OW Holmes, whose student body is 98% economically disadvantaged, was not initially targeted as one of the 14 replacement schools named when the link was thrown at voters. Instead, nearby Pease Elementary was to receive a new campus, while Holmes would be significantly renovated.

The district, however, announced earlier this year that the Pease attendance area will be consolidated into WW Bushman Elementary. The combined campus will be renamed in honor of Dallas businessman and philanthropist Albert Black.

The Albert Black STEAM Academy will receive $ 31 million in renovations, and the old Pease campus will be converted into a preschool center.

Hinojosa said the district’s current management of construction costs and its burgeoning tax base has left DISD with “a few dollars left.”

While evaluating the extensive reconstruction, Hinojosa said district officials determined they couldn’t “do a SOC on this one.”

“It has to be completely rebuilt,” he said.

While Johnson said the new campus will also serve as Roosevelt High School’s feeding ground for the district’s new concept of a resource center for students and families – which uses the campus as a community hub for other resources – Hinojosa and Chief of Staff Pam Lear said it has not been finalized.

The ad was filled with a performance by the school drums and a symbolic protest march in front of the school.

Dallas City Council member Casey Thomas called the school “the start of change in 75216”.

“When we think of Oak Cliff, we have to think of the first order,” Thomas said. “We have to think about quality. We must bring back the history, bring back the pride that so many people who grew up in Oak Cliff [have]. “

The DMN Education Lab deepens coverage and conversation on pressing education issues critical to the future of North Texas.

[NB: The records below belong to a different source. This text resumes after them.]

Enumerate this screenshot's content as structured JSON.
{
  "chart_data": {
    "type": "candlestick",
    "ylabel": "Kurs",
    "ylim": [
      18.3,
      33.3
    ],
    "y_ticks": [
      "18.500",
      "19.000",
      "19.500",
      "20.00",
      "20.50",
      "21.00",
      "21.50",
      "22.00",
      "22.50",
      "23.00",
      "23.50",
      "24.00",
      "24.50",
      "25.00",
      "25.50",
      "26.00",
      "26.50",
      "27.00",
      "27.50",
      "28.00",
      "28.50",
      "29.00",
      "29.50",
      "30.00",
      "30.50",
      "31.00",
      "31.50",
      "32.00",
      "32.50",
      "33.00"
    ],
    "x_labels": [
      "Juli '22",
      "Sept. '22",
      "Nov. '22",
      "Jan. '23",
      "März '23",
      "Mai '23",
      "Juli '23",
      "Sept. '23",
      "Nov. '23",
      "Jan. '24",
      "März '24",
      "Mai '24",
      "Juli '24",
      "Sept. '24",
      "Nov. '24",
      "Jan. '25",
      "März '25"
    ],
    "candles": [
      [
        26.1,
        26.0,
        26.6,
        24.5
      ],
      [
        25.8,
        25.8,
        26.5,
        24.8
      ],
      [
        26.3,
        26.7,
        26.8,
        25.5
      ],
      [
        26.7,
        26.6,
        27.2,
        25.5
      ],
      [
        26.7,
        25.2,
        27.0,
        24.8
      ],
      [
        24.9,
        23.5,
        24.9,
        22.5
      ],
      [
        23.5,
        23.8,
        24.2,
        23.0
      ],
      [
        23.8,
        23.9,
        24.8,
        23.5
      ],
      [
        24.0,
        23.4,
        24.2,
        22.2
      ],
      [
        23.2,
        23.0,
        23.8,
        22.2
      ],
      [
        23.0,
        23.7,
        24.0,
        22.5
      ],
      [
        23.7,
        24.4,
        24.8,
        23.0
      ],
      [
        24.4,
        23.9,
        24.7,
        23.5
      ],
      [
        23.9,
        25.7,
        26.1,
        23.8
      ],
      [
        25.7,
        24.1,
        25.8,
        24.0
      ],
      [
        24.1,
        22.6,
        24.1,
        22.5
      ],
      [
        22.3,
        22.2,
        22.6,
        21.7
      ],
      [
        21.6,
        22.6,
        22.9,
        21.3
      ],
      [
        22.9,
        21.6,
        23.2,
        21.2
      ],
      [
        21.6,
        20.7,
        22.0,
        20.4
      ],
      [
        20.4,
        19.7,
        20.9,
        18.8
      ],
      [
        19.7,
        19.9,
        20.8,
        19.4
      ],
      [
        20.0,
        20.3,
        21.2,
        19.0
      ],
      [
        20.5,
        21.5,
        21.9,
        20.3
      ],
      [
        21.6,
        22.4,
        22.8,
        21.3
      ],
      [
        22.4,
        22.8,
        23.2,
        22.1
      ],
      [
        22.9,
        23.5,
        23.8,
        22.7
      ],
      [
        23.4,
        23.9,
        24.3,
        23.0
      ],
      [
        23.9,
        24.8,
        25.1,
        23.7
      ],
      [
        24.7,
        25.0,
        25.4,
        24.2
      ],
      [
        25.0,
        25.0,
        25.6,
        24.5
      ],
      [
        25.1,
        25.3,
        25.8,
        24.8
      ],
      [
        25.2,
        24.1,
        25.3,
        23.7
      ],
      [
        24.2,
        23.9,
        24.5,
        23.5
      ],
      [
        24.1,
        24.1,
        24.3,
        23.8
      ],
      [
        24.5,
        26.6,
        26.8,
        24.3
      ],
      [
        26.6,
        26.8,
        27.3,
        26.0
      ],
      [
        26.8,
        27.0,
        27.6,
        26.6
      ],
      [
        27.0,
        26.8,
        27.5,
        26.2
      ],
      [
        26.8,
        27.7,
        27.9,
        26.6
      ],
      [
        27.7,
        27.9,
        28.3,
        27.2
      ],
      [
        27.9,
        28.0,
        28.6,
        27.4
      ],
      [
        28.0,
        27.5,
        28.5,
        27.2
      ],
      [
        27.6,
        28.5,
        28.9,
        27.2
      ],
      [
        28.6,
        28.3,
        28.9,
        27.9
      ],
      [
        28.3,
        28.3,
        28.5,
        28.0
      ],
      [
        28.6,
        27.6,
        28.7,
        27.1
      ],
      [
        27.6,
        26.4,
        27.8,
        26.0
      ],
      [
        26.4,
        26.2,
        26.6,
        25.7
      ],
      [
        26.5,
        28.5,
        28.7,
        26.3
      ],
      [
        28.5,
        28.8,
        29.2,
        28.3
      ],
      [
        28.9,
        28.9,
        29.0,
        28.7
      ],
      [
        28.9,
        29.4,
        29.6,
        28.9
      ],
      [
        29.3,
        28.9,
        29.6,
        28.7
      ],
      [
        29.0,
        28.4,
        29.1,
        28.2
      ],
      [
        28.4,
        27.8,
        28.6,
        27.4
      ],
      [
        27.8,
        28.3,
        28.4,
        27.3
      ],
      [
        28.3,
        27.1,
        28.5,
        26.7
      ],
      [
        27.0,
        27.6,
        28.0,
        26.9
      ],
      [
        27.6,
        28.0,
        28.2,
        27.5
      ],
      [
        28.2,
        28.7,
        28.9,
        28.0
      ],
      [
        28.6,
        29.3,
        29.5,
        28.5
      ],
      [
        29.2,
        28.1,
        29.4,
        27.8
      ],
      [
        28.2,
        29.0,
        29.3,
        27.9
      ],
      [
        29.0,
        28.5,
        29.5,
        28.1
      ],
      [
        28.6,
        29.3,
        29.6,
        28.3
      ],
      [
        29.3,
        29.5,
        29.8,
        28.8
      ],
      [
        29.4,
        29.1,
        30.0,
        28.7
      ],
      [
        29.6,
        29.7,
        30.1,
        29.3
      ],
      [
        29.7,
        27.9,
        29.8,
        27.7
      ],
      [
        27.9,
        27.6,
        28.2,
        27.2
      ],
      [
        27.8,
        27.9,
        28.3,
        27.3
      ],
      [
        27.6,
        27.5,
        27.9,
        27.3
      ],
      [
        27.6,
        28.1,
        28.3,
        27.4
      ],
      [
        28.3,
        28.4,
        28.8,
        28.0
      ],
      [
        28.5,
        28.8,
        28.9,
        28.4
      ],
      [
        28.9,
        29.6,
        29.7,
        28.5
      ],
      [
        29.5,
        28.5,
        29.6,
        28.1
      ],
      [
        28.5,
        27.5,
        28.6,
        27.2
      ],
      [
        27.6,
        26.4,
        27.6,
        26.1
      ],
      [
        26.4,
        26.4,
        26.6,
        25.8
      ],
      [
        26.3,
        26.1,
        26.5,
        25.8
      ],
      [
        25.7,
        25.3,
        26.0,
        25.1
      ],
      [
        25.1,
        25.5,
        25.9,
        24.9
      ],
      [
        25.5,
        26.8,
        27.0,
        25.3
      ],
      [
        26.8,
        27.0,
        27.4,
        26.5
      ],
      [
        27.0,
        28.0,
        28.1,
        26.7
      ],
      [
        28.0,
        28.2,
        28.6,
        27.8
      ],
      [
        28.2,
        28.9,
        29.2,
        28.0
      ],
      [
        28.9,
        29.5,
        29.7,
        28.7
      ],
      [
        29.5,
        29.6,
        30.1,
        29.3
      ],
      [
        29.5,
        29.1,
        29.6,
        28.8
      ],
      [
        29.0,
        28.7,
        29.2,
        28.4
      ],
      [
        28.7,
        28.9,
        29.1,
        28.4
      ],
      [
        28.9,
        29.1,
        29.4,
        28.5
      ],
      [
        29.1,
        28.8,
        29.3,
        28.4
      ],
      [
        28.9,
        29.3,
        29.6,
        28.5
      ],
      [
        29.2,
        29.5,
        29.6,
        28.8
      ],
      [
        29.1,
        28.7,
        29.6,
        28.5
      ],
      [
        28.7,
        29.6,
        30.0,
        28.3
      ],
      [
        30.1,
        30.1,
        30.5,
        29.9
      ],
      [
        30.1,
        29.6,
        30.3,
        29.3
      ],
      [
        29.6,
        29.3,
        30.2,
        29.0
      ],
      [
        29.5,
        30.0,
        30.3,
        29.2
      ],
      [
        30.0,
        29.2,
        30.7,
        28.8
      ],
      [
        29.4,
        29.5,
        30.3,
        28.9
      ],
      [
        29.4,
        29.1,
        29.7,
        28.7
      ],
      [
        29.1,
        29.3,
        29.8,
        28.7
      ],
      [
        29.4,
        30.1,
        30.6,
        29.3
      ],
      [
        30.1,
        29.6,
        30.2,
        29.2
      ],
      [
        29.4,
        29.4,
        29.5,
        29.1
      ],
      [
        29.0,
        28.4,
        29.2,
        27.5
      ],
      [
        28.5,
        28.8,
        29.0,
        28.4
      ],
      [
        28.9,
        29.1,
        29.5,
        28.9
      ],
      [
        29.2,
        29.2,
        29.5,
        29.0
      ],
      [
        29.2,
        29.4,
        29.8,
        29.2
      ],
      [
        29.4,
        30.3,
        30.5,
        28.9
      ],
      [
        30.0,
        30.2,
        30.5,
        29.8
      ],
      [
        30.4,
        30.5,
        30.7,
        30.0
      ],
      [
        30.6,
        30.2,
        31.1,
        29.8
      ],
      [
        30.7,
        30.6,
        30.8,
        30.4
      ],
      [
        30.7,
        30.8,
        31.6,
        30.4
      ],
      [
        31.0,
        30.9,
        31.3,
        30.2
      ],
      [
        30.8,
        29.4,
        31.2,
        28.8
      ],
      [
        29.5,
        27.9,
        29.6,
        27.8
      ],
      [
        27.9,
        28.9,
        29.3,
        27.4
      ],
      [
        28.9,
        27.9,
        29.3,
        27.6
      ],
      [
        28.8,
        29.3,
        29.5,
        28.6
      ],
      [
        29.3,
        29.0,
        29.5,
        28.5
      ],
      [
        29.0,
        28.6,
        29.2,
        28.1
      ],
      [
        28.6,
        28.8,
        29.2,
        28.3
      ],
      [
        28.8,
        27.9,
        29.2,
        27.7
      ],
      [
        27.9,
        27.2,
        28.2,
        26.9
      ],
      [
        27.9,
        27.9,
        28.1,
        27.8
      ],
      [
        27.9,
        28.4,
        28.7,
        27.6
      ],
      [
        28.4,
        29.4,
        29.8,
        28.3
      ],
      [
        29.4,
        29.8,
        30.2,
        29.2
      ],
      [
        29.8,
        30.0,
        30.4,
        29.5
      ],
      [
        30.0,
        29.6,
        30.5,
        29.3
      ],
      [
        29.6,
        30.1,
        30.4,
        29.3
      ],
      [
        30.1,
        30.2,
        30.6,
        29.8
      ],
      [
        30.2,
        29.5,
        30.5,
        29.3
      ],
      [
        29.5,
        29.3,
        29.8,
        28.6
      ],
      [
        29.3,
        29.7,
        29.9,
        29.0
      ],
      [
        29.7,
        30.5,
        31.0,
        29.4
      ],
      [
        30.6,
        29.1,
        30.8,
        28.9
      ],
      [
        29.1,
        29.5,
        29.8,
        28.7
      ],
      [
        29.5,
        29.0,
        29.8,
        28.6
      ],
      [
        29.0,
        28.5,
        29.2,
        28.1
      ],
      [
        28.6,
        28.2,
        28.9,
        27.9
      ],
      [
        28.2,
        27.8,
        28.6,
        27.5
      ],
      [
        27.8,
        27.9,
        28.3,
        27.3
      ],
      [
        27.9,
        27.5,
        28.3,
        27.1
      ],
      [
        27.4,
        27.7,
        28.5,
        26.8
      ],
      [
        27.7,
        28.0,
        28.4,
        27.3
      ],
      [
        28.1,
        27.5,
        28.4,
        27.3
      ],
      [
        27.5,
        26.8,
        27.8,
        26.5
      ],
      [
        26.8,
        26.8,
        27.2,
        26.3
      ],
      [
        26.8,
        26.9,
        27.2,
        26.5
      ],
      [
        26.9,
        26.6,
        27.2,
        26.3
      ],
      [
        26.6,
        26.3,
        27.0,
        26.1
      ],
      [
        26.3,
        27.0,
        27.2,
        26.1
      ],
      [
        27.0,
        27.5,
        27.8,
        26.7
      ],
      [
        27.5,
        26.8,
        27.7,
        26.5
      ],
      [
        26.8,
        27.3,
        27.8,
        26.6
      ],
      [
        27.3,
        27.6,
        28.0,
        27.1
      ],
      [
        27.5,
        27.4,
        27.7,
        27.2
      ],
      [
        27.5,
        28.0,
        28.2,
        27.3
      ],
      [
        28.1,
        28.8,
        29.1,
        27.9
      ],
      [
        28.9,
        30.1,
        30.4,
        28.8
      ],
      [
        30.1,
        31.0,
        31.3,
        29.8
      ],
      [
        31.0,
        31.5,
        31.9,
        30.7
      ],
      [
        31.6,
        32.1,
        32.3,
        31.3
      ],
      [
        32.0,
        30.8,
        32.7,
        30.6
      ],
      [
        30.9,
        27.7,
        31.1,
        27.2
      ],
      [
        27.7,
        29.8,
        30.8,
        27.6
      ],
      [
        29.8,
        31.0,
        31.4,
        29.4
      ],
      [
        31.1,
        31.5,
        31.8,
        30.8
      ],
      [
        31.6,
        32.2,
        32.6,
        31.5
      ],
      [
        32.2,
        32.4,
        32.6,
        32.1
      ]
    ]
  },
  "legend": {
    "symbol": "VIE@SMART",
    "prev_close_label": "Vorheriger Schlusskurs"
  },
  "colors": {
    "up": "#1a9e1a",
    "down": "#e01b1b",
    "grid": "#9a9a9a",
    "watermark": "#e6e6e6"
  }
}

The DMN Education Lab is a community-funded journalism initiative, with support from The Beck Group, Bobby and Lottye Lyle, Communities Foundation of Texas, The Dallas Foundation, Dallas Regional Chamber, Deedie Rose, The Meadows Foundation, Solutions Journalism Network , Southern Methodist University and Todd A. Williams Family Foundation. The Dallas Morning News retains full editorial control of Education Lab journalism.